It has been known for decades that most human biological differences are not between groups, they are within individuals. It’s strange that scientists and doctors still resort to sifting people into huge populations when trying to understand us: ethnicity, race, sex, and gender. 2024 will mark the year they finally shed their reliance on these broad categories and begin to focus on the individual.
To give one example of how crude the population approach can be: women are less likely to be diagnosed with heart attacks even when they experience typical symptoms of a heart attack – because people tend to associate heart attacks with men. What matters for this and most other common conditions is not the patient’s gender, but their specific symptoms. Every woman (and man and non-binary person) is physiologically different from the next. Flattened categories that focus on the statistically “typical” patient in each group ignore this complexity.
Sometimes the use of categories is purely pseudoscientific with devastating consequences. In 2021 The National Football League in the United States has made the long-awaited decision to end its controversial use of “race rationing,” which assumed that black players with brain disabilities had lower levels of cognitive function to begin with. As a result, black players are less likely to receive financial compensation for injuries. NFL move ricochets in science and medicine. A compelling case has already been made against the use of race-based equations in the assessment of renal function, with many laboratories now abandoning the practice.

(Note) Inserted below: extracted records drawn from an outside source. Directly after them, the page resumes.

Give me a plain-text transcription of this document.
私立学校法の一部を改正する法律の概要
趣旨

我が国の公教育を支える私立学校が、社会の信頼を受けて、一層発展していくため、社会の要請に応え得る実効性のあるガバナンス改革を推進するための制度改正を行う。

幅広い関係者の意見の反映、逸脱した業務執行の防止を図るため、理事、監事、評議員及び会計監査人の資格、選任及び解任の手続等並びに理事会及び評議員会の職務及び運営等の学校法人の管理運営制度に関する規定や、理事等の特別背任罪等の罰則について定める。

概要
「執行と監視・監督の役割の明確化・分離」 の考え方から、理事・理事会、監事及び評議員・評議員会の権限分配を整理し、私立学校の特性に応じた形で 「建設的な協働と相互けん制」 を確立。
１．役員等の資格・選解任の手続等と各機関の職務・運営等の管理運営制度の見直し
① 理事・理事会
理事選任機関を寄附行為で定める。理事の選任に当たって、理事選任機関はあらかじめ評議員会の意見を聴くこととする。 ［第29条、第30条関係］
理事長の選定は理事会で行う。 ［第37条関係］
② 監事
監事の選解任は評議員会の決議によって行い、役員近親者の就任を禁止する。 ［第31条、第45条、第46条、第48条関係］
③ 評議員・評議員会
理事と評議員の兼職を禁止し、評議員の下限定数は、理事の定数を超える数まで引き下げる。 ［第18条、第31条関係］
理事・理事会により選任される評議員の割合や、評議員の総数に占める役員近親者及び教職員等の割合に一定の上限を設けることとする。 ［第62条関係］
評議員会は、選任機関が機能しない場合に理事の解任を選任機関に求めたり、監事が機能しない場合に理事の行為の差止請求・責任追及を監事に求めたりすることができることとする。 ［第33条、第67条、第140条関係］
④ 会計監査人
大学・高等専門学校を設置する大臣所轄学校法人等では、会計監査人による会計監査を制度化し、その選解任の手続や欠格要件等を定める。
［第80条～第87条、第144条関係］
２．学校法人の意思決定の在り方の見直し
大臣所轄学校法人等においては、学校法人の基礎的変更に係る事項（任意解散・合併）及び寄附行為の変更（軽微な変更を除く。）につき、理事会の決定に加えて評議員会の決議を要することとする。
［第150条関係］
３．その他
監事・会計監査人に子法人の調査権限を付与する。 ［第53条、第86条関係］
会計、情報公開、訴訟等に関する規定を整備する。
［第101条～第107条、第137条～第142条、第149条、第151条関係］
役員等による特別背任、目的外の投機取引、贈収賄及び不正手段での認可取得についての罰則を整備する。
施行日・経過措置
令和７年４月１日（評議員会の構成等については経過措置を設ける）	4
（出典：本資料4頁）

In 2024 scientists will finally move toward understanding each person as a multifaceted individual. Achieving this level of detail may seem unmanageable for health services and medical researchers working with millions of patients, but we have now entered an age where data collection and processing power offer the capacity to do just that. Along with advances in personal genome analysis and information about physical activity, diet, stress, and hormonal and menstrual cycles potentially available through our own devices, researchers can know more about individual patients than ever before.

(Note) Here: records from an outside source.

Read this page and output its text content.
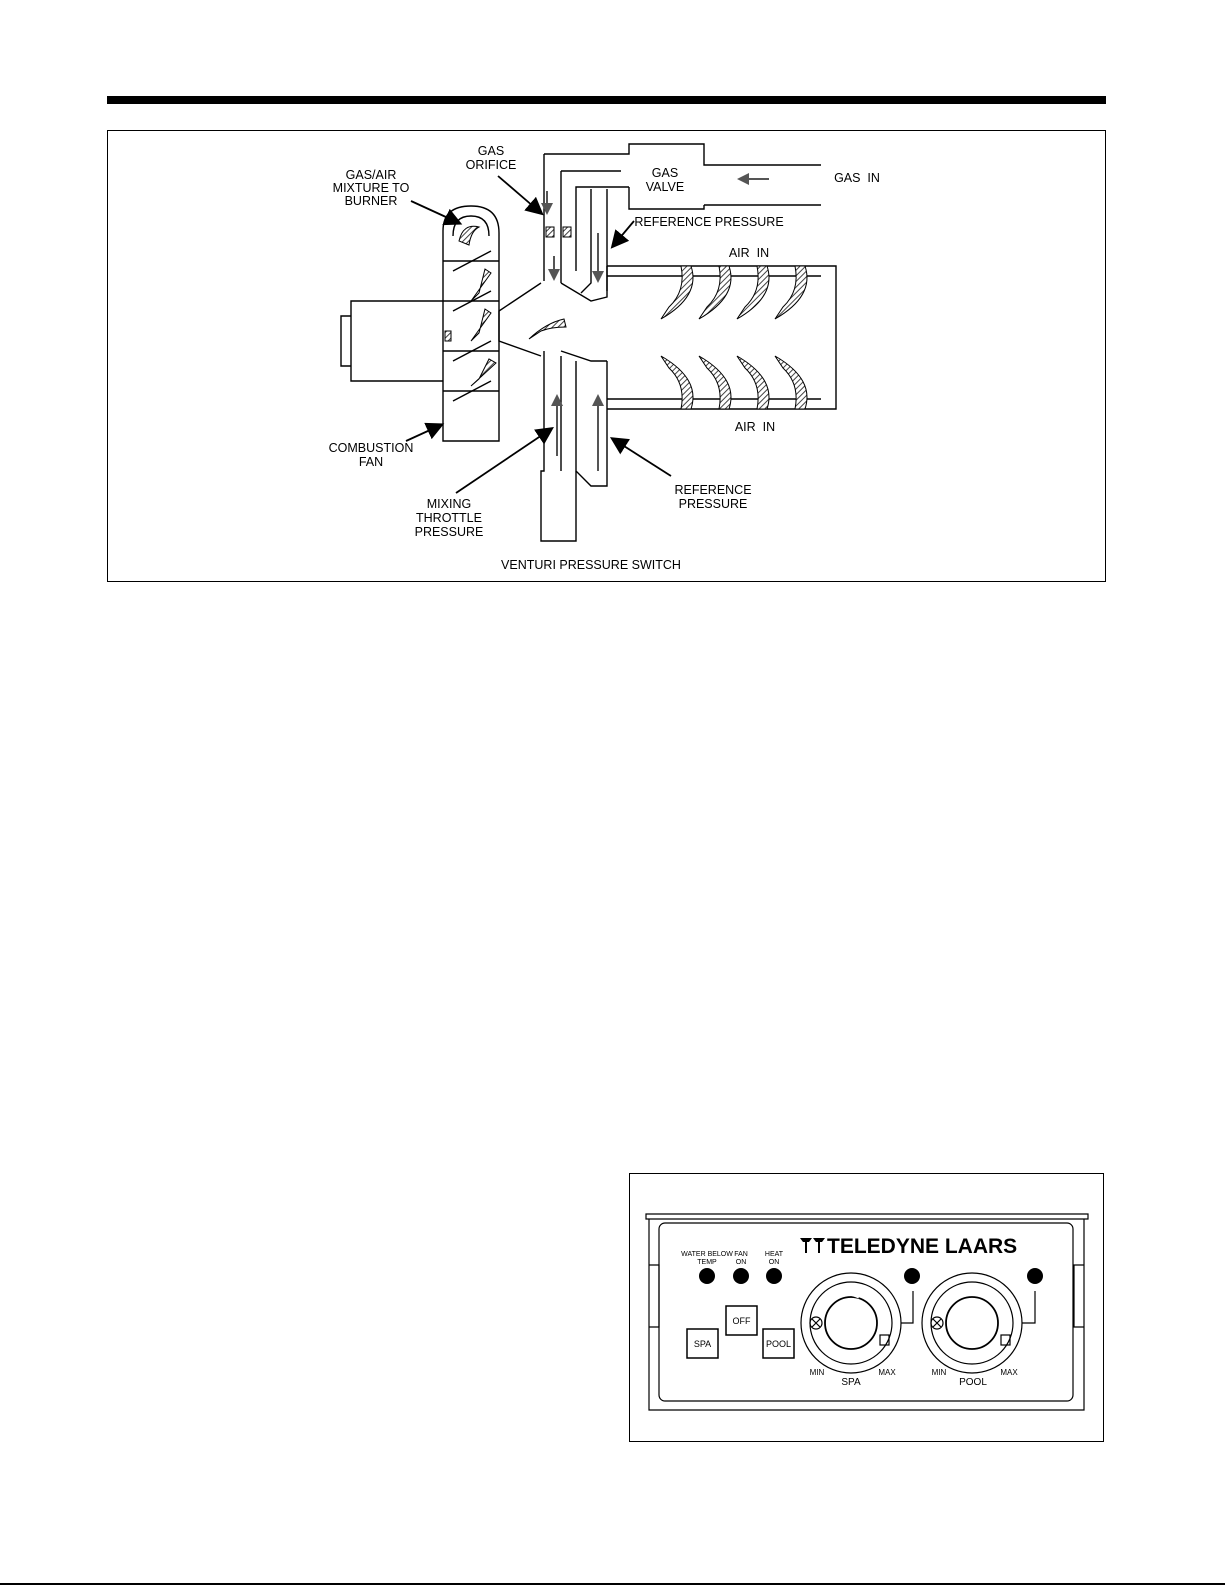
GAS
ORIFICE
GAS/AIR
MIXTURE TO
BURNER
GAS
VALVE
GAS  IN
REFERENCE PRESSURE
AIR  IN
AIR  IN
COMBUSTION
FAN
MIXING
THROTTLE
PRESSURE
REFERENCE
PRESSURE
VENTURI PRESSURE SWITCH
TELEDYNE LAARS
WATER BELOW
TEMP
FAN
ON
HEAT
ON
SPA
OFF
POOL
MIN	MAX
SPA
MIN	MAX
POOL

For example, the family-based community group PatientsLikeMe, which launched in 2005, brought together patients with complex conditions like infertility and lupus and gave them a space to share their experiences in great detail. Not only can the patient see what treatments are working for others, but they can also let others know what treatments are working for them. This data is in turn used to inform health research. Based in Cambridge, Massachusetts, the platform now has more than 850,000 members.

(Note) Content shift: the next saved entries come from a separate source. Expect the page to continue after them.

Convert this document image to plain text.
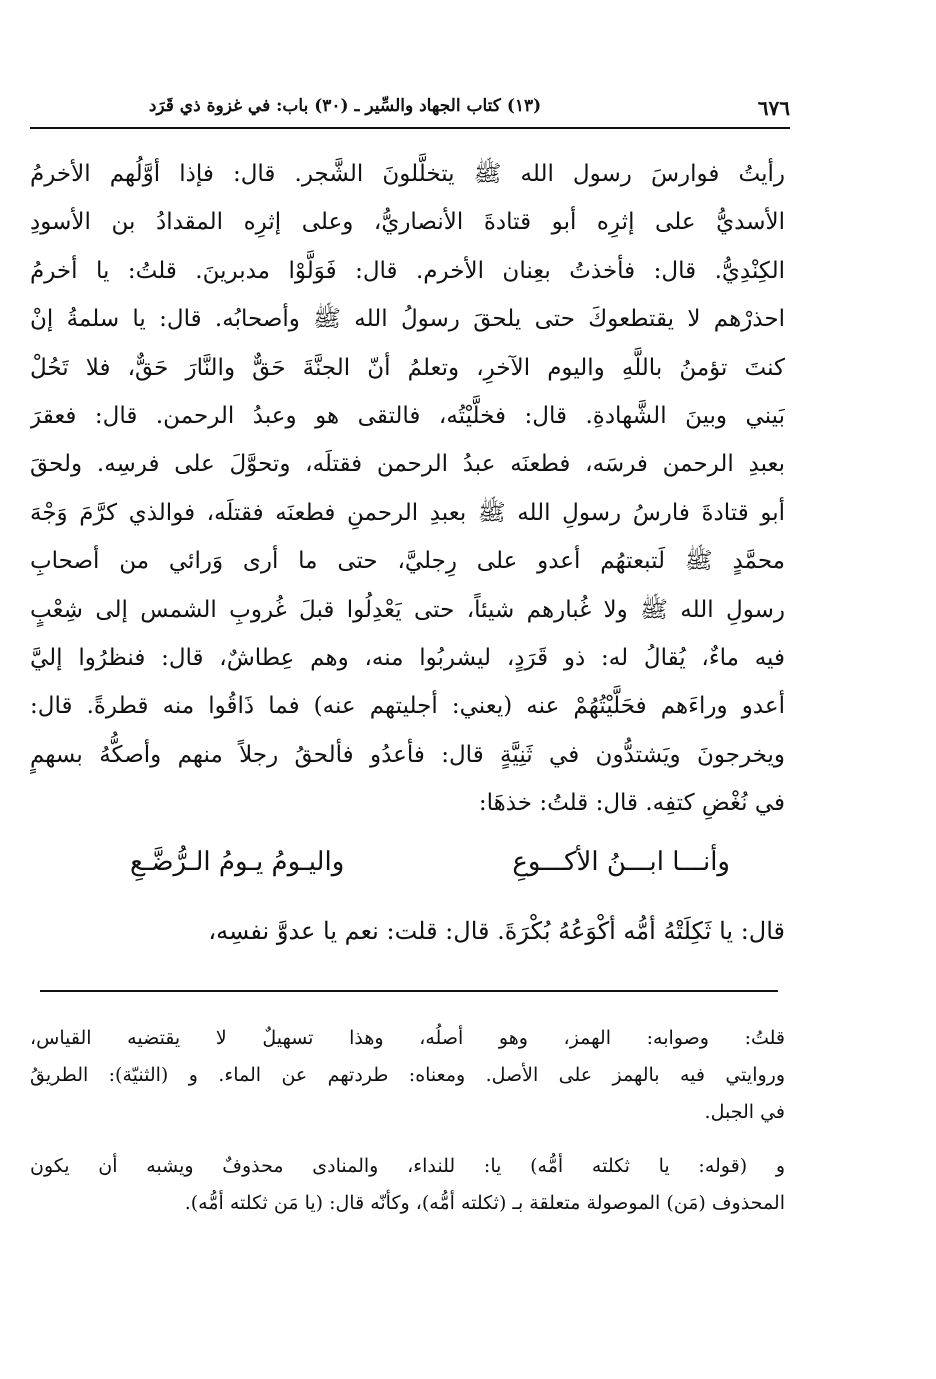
٦٧٦
(١٣) كتاب الجهاد والسِّير ـ (٣٠) باب: في غزوة ذي قَرَد
رأيتُ فوارسَ رسول الله ﷺ يتخلَّلونَ الشَّجر. قال: فإذا أوَّلُهم الأخرمُ
الأسديُّ على إثرِه أبو قتادةَ الأنصاريُّ، وعلى إثرِه المقدادُ بن الأسودِ
الكِنْدِيُّ. قال: فأخذتُ بعِنان الأخرم. قال: فَوَلَّوْا مدبرينَ. قلتُ: يا أخرمُ
احذرْهم لا يقتطعوكَ حتى يلحقَ رسولُ الله ﷺ وأصحابُه. قال: يا سلمةُ إنْ
كنتَ تؤمنُ باللَّهِ واليوم الآخرِ، وتعلمُ أنّ الجنَّةَ حَقٌّ والنَّارَ حَقٌّ، فلا تَحُلْ
بَيني وبينَ الشَّهادةِ. قال: فخلَّيْتُه، فالتقى هو وعبدُ الرحمن. قال: فعقرَ
بعبدِ الرحمن فرسَه، فطعنَه عبدُ الرحمن فقتلَه، وتحوَّلَ على فرسِه. ولحقَ
أبو قتادةَ فارسُ رسولِ الله ﷺ بعبدِ الرحمنِ فطعنَه فقتلَه، فوالذي كرَّمَ وَجْهَ
محمَّدٍ ﷺ لَتبعتهُم أعدو على رِجليَّ، حتى ما أرى وَرائي من أصحابِ
رسولِ الله ﷺ ولا غُبارهم شيئاً، حتى يَعْدِلُوا قبلَ غُروبِ الشمس إلى شِعْبٍ
فيه ماءٌ، يُقالُ له: ذو قَرَدٍ، ليشربُوا منه، وهم عِطاشٌ، قال: فنظرُوا إليَّ
أعدو وراءَهم فحَلَّيْتُهُمْ عنه (يعني: أجليتهم عنه) فما ذَاقُوا منه قطرةً. قال:
ويخرجونَ ويَشتدُّون في ثَنِيَّةٍ قال: فأعدُو فألحقُ رجلاً منهم وأصكُّهُ بسهمٍ
في نُغْضِ كتفِه. قال: قلتُ: خذهَا:
وأنـــا ابـــنُ الأكـــوعِ
واليـومُ يـومُ الـرُّضَّـعِ
قال: يا ثَكِلَتْهُ أمُّه أكْوَعُهُ بُكْرَةَ. قال: قلت: نعم يا عدوَّ نفسِه،
قلتُ: وصوابه: الهمز، وهو أصلُه، وهذا تسهيلٌ لا يقتضيه القياس،
وروايتي فيه بالهمز على الأصل. ومعناه: طردتهم عن الماء. و (الثنيّة): الطريقُ
في الجبل.
و (قوله: يا ثكلته أمُّه) يا: للنداء، والمنادى محذوفٌ ويشبه أن يكون
المحذوف (مَن) الموصولة متعلقة بـ (ثكلته أمُّه)، وكأنّه قال: (يا مَن ثكلته أمُّه).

When any of us take a drug for the first time, it is vital to know that it is safe and effective for most people, but it is even more important to know that it will not harm us personally. At the University of Pennsylvania, David Lydon-Staley of the Addiction, Health and Adolescence Laboratory asks if it is possible to conduct trials where n=1. For two weeks, he tested melatonin gum on himself almost like a clinical trial to see if they could help him sleep better. The goal was not to find out if the gums worked most people but to find out if they worked for himthe person who needed them. (In his case, they didn’t, by the way.)
It’s a stand-alone approach and may not fit badly with the way modern clinical trials work, but it points to a different kind of science about human differences. By moving from population-level to individual-level studies, in 2024 scientists will also begin to paint a more detailed portrait of who we are as a species. The challenge is how to do this securely without compromising privacy and how to include every single person on the planet, not just a few.